Sometimes what you remember is their voices again,
coming on inside you like strung lights in your blood,
certain words they’d tongue differently
from anyone else, or your own name
and its surprisingly infinite nuances.
And sometimes you remember their hands,
not touching you but draped over a steering wheel
or cupped briefly around a cigarette,
anywhere you could watch them
in their life apart from you, knowing how
they’d flutter towards you later, blind but sure,
and come to rest where you needed them.
You remember the hardness of their bellies,
the line of hair that swirls down towards
the cock, the taste of each one
that entered you and then withdrew, or lay
quietly inside a while longer before slipping
away like a girl sneaking out in the middle
of the night, high heels dangling from one hand
as her stockinged feet drew sparks from the rug.
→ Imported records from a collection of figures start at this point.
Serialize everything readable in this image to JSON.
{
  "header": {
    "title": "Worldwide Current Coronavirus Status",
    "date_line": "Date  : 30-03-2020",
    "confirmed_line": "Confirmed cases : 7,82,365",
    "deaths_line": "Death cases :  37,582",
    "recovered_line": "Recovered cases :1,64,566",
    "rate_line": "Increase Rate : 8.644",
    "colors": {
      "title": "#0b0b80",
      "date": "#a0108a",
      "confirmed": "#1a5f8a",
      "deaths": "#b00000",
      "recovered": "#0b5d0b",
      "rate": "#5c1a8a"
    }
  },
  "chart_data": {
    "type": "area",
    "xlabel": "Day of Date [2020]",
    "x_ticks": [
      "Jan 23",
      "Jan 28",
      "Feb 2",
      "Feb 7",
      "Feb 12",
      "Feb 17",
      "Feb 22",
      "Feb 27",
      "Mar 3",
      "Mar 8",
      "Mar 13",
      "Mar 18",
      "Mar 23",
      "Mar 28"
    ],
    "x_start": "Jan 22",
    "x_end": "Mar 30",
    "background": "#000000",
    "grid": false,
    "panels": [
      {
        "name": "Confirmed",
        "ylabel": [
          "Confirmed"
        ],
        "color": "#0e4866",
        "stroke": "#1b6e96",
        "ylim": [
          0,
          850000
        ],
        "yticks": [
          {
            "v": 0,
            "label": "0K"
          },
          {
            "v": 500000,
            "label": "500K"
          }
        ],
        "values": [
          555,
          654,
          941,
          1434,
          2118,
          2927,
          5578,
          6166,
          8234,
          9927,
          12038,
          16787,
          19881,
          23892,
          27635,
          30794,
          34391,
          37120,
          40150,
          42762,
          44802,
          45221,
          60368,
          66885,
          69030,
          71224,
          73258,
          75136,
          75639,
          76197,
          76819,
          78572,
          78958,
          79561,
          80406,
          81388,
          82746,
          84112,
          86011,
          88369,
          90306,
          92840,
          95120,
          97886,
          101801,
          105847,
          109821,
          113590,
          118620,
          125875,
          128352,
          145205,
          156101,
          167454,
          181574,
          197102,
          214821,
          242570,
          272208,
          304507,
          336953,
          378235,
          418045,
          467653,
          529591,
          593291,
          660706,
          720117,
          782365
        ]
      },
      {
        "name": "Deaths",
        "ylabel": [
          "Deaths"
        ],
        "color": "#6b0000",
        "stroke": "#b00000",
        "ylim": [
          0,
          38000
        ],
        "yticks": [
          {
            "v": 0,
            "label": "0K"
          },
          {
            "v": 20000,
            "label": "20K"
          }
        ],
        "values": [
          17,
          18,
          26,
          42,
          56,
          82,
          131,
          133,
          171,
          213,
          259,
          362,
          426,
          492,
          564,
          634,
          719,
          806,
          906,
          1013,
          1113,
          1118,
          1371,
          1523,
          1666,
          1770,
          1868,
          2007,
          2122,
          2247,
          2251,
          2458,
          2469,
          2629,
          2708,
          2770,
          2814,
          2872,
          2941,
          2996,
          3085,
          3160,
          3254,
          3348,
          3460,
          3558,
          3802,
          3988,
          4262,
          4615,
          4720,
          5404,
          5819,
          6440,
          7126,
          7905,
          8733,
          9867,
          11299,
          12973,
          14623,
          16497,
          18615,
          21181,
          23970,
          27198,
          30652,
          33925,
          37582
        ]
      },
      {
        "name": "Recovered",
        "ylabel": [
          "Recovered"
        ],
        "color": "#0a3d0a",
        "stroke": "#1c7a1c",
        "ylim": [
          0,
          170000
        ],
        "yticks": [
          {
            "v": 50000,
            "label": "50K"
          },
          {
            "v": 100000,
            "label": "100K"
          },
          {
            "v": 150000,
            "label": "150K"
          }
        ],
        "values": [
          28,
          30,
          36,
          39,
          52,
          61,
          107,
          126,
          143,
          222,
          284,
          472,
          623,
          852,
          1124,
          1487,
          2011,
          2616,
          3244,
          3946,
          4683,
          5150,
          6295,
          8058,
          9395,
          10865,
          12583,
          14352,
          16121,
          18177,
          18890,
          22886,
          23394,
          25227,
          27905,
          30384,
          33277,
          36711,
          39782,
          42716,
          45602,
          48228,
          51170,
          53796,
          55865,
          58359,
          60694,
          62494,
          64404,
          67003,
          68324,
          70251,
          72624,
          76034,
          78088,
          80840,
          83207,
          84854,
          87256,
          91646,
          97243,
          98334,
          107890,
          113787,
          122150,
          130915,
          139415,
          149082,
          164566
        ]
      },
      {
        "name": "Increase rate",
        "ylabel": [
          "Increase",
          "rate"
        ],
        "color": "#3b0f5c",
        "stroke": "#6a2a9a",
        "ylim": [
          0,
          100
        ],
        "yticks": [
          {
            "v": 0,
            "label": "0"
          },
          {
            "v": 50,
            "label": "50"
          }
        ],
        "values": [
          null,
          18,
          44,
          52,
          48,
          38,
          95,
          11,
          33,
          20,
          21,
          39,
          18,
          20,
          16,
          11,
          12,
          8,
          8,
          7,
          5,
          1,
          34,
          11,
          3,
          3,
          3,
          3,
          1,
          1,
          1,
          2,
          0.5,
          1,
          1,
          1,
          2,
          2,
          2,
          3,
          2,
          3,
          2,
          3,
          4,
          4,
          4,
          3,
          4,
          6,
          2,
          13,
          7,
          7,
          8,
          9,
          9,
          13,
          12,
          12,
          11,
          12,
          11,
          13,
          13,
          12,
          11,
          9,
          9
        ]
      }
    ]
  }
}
Sometimes you wander the house all day,
the fog outside stalled the tops
of trees, refusing to rise higher and reveal
the world you hope is still there, the one
in which you’re still a woman
some beautiful man might helplessly
move towards. And you remember how one
looked at you the first time you undressed,
how another didn’t mind that you cried.
Sometimes it’s enough just to say
their names like a rosary, ordinary names
linked by nothing but the fact
that they belong to men who loved you. And finally
you depend on that, you pray it’s enough
to last, if it has to, the rest of your life.